L'homme derrière la Biennale de Montréal

20 Avril 2009 à 0H00

«J'aime les artistes et les œuvres qu'ils créent, c'est tout ce qui m'importe. Je déteste les cloisonnements», avoue Claude Gosselin. Fonceur et pluridisciplinaire dans l'âme, le fondateur du Centre international d'art contemporain (CIAC) de Montréal est le lauréat du Prix Reconnaissance UQAM 2009 de la Faculté des arts.

Organisme sans but lucratif voué à la diffusion, le CIAC a été fondé en 1983. «Notre mandat n'a jamais été d'amasser et de bâtir une collection, mais bien de montrer le travail des artistes en leur commandant des œuvres nouvelles, actuelles», précise Claude Gosselin. À peine le CIAC mis sur pied, ce dernier créait les Cent jours d'art contemporain de Montréal. De 1985 à 1996, cet événement annuel, regroupant des artistes d'ici et d'ailleurs, s'est tenu dans différentes lieux de la ville. «Les Cent jours se déroulaient par exemple dans des entrepôts aménagés, raconte le directeur général et artistique du CIAC. Les gens parlaient fort, commentaient l'exposition, posaient des questions. À l'époque, c'était novateur de sortir l'art du musée. Cela permettait aux visiteurs de développer un tout autre rapport avec les œuvres, comme si celles-ci devenaient plus accessibles.»

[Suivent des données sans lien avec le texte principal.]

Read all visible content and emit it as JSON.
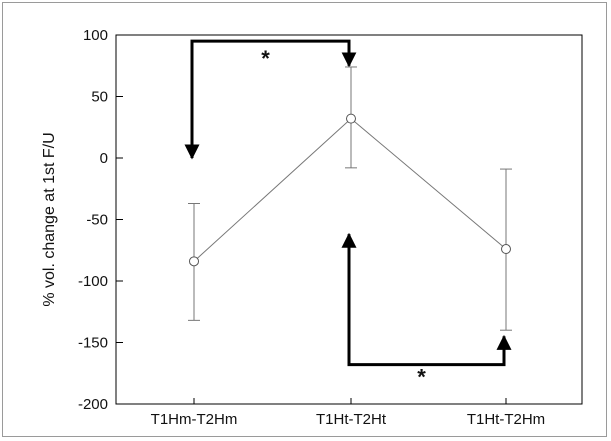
{
  "chart_data": {
    "type": "line",
    "title": "",
    "xlabel": "",
    "ylabel": "% vol. change at 1st F/U",
    "ylim": [
      -200,
      100
    ],
    "yticks": [
      100,
      50,
      0,
      -50,
      -100,
      -150,
      -200
    ],
    "categories": [
      "T1Hm-T2Hm",
      "T1Ht-T2Ht",
      "T1Ht-T2Hm"
    ],
    "series": [
      {
        "values": [
          -84,
          32,
          -74
        ],
        "error_low": [
          -132,
          -8,
          -140
        ],
        "error_high": [
          -37,
          74,
          -9
        ]
      }
    ],
    "grid": false,
    "annotations": [
      {
        "text": "*",
        "from_category": "T1Hm-T2Hm",
        "to_category": "T1Ht-T2Ht",
        "bracket_at": 95,
        "arrow_to_from_end": 0,
        "arrow_to_to_end": 75
      },
      {
        "text": "*",
        "from_category": "T1Ht-T2Ht",
        "to_category": "T1Ht-T2Hm",
        "bracket_at": -168,
        "arrow_to_from_end": -62,
        "arrow_to_to_end": -145
      }
    ],
    "colors": {
      "line": "#777777",
      "marker_fill": "#ffffff",
      "errorbar": "#777777",
      "annotation": "#000000"
    }
  }
}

Loin de lui l'idée de dénigrer le travail des musées, bien au contraire. «Ces derniers proposent aujourd'hui des formules très dynamiques et ils sont nécessaires, dit-il. Tout ce que je souhaitais, à l'époque, c'était de sortir du cadre imposé pour avoir plus de liberté. Mon travail, axé sur l'événementiel, est complémentaire à celui des musées.»

En 1998, Claude Gosselin a transformé les Cent jours en biennale. La sixième édition de la Biennale de Montréal aura lieu du 1er au 31 mai prochain.

Cette année, l'événement regroupera environ 75 artistes provenant des arts visuels, du design graphique, de la vidéo et du cinéma, qui présenteront des œuvres sur le thème de la culture libre. «L'objectif est de réunir les citoyens autour des notions de partage, de coopération et de connaissance à l'aide d'interventions urbaines et interactives, d'œuvres créées en commun par des artistes qui utilisent le Web comme outil de travail», précise Claude Gosselin.

Un tour d'horizon du milieu

Lauréat du Prix carrière de la Société des musées québécois (1999), du Prix du gouverneur général en arts visuels et en arts médiatiques, catégorie «contribution exceptionnelle» (2005) et membre de l'Ordre du Canada depuis 2006, Claude Gosselin est fier que son alma mater lui décerne ce prix Reconnaissance.

«Après une expérience d'enseignement au Burundi, je m'étais d'abord inscrit en histoire de l'art... à l'Université de Montréal, mais le programme était trop conventionnel et pas suffisamment axé sur ce qui se faisait sur le terrain, se rappelle Claude Gosselin. J'ai opté pour l'UQAM, où on traitait davantage d'art contemporain, de post-colonialisme, d'art amérindien et de Gothic Revival, entre autres.» Le programme a répondu à ses attentes, ajoute-t-il. «J'ai autant appris sur la production d'œuvre d'art, comme la gravure et la peinture, par exemple, que sur la critique. Bref, j'ai mis la main à la pâte pour pouvoir parler de l'art en connaissance de cause.»

Directeur administratif de la Société des artistes professionnels au début des années 1970, puis critique d'art au Devoir, Claude Gosselin a aussi été chef adjoint de la section des arts du Conseil des arts du Canada. «Après avoir œuvré aux côtés des artistes, j'étais désormais responsable de la distribution des bourses», dit-il en riant. Avant de fonder le CIAC, il a aussi été conservateur responsable des expositions temporaires au Musée d'art contemporain. «Tous ces emplois m'ont permis d'observer en long et en large le milieu des arts visuels à Montréal, au Québec, au Canada et à l'international, note-t-il. J'ai vu les deux côtés de la médaille et j'ai pu choisir ce que j'avais envie de faire, c'est-à-dire travailler avec les artistes.»